Inspecting the body of the hairy man
“We [Braidwood Despatch] paid a visit to Mr Marrin’s factory on Saturday and inspected it. It was 4ft long, 11 inches across the forehead and had a face like a polar bear. It weighed over 7 stone. It was a tan color like an opossum with strong hair on its skin. When Mr Marrin encountered it, it stood between 6ft and 7ft high.
“Some people think it is identical with a beast which has frightened several teamsters on the Cooma road at various times, so much so that that they have left their horses and run away. Such an animal is reported as visiting selectors’ places at Molongo and Sassafras ranges. It has gone by the name of the hairy man.”

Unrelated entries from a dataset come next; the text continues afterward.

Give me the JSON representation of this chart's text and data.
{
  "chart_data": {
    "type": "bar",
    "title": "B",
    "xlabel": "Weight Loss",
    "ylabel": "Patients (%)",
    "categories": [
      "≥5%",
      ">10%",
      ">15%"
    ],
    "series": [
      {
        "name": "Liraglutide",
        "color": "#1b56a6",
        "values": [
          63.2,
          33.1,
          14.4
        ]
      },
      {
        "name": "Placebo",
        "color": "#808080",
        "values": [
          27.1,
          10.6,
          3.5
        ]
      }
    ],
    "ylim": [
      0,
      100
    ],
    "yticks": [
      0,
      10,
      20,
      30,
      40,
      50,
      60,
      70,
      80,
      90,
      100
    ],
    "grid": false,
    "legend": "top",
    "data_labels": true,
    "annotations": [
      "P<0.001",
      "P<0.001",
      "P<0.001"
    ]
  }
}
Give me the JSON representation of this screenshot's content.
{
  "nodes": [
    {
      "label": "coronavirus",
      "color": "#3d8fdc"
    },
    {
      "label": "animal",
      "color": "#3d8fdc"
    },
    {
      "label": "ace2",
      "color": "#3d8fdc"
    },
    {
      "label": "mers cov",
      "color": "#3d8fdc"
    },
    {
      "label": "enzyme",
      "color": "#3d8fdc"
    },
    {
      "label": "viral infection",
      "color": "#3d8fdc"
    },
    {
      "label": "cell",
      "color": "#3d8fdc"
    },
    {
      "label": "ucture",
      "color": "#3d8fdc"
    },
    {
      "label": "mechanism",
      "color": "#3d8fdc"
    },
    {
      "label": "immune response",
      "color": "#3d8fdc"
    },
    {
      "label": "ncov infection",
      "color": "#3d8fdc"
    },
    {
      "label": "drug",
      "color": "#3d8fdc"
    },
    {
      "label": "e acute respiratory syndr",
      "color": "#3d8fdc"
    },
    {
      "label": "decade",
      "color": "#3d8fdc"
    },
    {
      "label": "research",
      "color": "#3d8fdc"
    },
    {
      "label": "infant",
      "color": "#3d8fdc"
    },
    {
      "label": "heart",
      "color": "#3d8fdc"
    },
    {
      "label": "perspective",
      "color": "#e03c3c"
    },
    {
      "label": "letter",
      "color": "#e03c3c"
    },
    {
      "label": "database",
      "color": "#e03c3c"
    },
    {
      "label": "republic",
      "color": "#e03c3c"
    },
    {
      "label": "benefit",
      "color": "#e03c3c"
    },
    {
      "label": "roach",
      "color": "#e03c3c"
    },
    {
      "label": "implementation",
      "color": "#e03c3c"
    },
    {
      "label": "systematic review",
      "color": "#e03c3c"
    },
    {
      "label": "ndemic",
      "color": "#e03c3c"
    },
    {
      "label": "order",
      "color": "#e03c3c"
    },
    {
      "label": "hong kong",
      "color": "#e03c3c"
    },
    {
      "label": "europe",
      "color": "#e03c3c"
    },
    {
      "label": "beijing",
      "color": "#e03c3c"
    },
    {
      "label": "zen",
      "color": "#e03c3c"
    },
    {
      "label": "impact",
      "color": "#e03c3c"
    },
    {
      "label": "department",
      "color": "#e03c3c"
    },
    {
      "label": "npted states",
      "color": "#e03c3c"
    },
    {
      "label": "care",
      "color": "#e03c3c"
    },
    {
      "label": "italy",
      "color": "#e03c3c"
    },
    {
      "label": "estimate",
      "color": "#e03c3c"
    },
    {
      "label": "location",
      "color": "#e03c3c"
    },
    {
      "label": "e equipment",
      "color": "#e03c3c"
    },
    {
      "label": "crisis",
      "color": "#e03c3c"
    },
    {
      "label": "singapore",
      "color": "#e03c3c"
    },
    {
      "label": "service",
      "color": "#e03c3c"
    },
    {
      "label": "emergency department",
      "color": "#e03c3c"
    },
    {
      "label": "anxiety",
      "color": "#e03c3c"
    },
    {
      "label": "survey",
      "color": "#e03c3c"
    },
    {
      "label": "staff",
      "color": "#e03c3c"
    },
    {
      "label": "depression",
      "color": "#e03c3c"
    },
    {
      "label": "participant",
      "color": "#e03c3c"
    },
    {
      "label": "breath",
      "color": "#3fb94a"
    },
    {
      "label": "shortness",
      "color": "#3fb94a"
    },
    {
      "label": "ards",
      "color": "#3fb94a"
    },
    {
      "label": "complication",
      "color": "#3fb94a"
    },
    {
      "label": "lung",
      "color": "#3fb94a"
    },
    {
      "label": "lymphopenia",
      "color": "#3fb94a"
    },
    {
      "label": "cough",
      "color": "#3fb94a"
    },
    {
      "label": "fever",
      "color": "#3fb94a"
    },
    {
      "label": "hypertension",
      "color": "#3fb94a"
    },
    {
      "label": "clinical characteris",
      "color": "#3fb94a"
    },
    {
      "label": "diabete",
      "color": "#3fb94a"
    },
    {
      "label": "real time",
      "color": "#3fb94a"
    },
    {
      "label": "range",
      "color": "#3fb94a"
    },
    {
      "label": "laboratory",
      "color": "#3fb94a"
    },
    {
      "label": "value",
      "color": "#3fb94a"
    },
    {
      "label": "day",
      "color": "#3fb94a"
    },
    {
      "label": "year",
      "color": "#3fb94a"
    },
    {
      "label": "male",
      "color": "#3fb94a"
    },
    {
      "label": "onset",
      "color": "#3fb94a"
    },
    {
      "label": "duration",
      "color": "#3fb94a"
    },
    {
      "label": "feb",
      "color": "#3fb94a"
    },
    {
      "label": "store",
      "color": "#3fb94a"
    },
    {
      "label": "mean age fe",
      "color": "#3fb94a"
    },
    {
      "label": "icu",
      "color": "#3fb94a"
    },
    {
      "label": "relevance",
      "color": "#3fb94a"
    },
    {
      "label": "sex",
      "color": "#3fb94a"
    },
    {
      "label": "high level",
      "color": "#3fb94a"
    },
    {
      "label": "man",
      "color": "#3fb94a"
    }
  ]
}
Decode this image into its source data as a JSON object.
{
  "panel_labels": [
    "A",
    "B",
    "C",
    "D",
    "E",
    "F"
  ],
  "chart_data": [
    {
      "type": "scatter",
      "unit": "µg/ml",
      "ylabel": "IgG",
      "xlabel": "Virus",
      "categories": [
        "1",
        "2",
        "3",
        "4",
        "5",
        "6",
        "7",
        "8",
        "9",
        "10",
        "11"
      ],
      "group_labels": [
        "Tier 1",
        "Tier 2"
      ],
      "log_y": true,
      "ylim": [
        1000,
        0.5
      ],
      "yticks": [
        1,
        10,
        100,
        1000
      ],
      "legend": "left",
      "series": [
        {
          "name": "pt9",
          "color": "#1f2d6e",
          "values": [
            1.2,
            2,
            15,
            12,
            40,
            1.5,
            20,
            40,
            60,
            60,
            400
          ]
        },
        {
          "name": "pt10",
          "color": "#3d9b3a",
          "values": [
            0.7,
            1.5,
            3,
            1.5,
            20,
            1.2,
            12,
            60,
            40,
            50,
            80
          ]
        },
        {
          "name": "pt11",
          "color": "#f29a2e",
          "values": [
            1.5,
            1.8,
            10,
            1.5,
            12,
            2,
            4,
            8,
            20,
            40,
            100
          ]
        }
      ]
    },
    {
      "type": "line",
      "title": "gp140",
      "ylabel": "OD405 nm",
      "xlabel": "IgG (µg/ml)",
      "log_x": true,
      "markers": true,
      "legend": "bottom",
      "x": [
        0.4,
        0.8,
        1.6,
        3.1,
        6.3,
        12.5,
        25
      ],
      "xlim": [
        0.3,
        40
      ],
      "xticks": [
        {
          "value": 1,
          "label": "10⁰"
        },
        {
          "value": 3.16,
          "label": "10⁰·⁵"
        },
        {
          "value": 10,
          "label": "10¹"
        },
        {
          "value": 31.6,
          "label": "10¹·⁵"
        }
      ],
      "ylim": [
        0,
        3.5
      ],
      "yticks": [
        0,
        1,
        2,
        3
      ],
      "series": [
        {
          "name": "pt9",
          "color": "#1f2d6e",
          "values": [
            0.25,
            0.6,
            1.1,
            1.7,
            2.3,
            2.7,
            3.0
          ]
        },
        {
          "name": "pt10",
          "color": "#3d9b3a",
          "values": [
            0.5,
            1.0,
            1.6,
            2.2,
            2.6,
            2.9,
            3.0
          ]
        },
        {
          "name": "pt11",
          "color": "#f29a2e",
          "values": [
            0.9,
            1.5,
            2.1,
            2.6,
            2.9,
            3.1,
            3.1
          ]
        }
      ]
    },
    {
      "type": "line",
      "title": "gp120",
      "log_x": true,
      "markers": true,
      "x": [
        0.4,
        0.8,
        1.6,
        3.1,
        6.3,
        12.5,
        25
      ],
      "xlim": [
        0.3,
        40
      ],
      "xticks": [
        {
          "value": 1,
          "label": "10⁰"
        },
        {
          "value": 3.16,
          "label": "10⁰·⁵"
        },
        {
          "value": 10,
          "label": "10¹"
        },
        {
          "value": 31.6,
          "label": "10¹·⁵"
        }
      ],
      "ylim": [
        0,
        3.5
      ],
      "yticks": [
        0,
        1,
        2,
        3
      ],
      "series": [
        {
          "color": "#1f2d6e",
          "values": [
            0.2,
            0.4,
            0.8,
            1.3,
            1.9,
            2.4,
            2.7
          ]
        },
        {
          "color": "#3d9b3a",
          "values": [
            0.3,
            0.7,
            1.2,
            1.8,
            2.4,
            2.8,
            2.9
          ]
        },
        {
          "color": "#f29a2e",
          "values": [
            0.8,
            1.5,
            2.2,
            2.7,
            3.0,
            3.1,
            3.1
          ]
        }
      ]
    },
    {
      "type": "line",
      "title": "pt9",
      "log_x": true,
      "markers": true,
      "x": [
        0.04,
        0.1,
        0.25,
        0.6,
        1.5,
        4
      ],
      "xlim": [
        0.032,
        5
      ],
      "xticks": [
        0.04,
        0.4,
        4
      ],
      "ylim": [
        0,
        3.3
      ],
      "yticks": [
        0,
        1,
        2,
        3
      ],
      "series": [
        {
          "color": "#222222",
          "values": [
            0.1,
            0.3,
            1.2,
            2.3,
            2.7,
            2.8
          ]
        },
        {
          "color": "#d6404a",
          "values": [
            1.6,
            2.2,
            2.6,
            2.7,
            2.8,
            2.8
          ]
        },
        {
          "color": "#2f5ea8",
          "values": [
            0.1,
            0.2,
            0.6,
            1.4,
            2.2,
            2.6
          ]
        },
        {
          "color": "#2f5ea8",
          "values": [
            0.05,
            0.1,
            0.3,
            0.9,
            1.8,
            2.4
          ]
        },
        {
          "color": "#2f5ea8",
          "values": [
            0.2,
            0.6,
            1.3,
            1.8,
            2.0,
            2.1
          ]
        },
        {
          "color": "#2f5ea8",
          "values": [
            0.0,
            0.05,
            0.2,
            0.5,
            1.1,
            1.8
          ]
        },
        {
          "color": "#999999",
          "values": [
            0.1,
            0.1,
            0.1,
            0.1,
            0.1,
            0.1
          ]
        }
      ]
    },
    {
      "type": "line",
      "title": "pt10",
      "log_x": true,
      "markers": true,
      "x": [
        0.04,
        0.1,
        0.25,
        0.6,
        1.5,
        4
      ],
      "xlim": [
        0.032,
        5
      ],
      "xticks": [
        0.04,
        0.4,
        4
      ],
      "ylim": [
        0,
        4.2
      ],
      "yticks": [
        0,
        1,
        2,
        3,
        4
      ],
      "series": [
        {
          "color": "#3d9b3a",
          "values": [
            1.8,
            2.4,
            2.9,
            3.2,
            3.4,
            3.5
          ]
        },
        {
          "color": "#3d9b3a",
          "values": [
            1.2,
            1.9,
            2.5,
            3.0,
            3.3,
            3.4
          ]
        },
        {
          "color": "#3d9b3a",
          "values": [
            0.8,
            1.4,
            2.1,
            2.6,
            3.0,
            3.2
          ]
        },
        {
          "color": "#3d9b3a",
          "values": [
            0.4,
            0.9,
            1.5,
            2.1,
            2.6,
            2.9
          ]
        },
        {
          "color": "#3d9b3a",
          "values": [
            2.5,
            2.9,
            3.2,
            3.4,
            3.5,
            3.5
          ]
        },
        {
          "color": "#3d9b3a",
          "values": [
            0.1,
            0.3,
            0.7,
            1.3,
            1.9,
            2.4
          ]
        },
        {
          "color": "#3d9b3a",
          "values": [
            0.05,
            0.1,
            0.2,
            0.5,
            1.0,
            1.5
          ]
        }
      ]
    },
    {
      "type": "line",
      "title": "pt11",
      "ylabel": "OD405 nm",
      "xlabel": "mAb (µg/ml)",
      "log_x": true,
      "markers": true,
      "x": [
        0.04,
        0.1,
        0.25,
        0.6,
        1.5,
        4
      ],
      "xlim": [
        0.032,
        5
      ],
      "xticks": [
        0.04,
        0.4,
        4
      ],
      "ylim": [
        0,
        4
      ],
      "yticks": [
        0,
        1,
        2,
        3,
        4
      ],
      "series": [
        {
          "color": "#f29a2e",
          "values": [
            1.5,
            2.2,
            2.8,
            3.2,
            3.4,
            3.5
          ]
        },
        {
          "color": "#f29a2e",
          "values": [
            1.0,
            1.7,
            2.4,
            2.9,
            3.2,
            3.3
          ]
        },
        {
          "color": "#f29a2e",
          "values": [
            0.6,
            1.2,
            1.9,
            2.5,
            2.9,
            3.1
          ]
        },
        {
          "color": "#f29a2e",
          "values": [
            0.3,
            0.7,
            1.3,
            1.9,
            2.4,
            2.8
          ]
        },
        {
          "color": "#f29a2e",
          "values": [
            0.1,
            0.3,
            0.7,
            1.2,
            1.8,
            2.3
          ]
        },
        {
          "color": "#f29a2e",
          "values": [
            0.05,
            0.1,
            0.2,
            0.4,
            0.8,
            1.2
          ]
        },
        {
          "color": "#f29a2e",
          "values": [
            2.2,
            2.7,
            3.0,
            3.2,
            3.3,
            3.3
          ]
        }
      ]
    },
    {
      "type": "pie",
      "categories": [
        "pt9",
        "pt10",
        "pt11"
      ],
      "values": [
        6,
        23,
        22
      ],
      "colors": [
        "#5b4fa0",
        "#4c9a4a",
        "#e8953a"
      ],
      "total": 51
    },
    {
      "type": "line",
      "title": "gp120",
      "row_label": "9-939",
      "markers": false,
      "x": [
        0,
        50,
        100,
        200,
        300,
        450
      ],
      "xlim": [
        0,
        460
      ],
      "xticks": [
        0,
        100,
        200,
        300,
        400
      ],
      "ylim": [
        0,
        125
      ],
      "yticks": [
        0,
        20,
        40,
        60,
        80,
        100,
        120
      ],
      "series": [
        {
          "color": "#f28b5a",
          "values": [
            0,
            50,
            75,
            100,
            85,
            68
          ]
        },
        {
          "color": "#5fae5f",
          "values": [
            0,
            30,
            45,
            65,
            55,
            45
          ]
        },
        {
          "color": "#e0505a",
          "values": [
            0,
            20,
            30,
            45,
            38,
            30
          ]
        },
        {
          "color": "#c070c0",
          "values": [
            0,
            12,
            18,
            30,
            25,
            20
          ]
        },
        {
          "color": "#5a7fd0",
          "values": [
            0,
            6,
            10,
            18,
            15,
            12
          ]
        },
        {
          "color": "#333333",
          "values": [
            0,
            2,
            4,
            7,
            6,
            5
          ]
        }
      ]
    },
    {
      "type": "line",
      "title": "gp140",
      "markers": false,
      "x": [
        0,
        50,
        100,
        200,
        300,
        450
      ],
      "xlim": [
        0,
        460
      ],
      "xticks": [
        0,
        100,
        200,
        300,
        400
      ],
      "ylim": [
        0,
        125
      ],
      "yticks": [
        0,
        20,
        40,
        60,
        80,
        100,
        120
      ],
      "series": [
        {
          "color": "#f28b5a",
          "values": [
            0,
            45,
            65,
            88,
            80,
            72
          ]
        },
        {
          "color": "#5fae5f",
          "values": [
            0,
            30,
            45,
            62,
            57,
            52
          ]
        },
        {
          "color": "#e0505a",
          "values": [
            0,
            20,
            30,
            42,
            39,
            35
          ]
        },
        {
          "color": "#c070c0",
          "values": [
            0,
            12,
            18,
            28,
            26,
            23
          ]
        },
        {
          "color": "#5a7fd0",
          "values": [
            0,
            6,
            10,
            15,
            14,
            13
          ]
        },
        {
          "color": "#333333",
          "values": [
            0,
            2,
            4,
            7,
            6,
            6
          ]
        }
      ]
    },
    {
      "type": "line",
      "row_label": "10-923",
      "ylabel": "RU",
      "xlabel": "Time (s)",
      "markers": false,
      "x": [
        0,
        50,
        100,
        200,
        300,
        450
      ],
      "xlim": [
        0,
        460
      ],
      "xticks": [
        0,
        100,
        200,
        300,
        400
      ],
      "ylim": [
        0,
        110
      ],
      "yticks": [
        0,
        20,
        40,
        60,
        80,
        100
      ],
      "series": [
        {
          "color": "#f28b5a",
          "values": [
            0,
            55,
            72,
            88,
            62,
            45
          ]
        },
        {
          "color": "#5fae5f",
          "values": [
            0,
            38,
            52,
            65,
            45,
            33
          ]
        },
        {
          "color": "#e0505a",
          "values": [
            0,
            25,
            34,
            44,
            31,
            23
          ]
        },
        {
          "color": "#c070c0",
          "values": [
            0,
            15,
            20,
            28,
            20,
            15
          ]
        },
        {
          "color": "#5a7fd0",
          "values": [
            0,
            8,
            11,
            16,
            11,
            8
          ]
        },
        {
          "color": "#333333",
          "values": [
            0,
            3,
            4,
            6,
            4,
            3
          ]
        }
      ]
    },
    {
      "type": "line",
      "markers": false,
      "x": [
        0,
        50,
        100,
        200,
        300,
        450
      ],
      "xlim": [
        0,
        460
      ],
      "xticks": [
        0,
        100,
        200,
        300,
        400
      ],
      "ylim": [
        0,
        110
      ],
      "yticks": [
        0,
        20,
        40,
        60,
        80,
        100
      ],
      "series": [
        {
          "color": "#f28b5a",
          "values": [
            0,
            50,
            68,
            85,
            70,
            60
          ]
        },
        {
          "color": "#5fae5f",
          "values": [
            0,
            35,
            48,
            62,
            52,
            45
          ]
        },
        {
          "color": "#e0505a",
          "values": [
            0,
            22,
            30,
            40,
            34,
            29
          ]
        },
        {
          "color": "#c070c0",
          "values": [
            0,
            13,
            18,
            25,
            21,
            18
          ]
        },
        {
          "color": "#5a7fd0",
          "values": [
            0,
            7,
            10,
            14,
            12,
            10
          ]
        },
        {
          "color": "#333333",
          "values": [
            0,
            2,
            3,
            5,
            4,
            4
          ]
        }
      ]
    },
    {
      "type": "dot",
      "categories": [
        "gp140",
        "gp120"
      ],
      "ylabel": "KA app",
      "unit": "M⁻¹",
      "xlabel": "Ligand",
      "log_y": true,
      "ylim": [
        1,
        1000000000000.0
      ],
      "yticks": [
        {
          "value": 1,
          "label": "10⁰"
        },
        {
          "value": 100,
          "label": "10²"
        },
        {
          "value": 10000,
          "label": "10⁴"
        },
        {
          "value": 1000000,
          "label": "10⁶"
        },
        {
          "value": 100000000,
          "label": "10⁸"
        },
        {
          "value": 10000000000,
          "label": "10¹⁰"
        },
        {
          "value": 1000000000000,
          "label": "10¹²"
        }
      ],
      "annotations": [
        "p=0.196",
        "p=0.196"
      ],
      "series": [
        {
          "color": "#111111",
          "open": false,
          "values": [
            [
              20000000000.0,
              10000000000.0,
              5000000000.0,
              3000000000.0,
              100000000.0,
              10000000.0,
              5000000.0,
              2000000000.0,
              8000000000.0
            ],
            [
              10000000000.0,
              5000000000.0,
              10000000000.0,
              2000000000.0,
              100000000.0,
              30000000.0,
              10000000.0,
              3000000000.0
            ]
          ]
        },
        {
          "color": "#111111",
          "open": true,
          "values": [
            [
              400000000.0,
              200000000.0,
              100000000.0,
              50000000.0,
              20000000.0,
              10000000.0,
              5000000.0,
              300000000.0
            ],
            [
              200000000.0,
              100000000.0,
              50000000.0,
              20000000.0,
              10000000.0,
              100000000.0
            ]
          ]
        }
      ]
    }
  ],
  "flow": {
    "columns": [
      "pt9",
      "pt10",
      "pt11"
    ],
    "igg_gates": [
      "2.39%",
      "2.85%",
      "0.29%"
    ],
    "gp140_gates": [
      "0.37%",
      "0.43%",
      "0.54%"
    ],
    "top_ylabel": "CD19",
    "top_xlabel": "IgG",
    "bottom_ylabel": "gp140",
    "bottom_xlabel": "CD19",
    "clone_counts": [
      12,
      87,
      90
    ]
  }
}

So, could Arthur Marrin have actually killed a “hairy man” and carted him off to his cordial factory to put on display for the curious townspeople of Braidwood?
Dead Yowie or wombat carcass?
On 31 October, The Maitland Mercury & Hunter River General Advertiser also published the original Braidwood Despatch article but also further reported that:
“Other persons maintain it is merely a wombat and perfectly harmless. Met under such circumstances as those under those which Mr. Marrin met it most persons, however, would be inclined to give it a wide berth if possible but as Mr. Marrin could not get away he had to face it. The beast was a female.”
Could the dead “hairy man” have been nothing more than a large wombat?
It is interesting that while Arthur Marrin claimed that the creature stood 6ft to 7ft tall when it jumped out onto the road in front of him on its hind legs, the Braidwood Despatch reporter described the body as being 4ft long and weighing 7 stone (around 44.5 kilograms).
But then again, surely the reporter would have recognised the carcass as that of a wombat.
Earlier claim of a Yowie captured & killed in Braidwood
Eleven years earlier, on 9 December 1882, naturalist Mr H. J McCooey wrote in The Naturalist column of Australian Town and Country Journal that a Yahoo (hairy man) “was actually captured and killed near Braidwood within the memory of persons still living”.
So, had Arthur Marrin heard the stories of a hairy man “captured and killed” in Braidwood many years earlier? Was it all a hoax on his part, or have two hairy men met a bloody end at the hands of humans near the small town of Braidwood in the Southern Tablelands of New South Wales?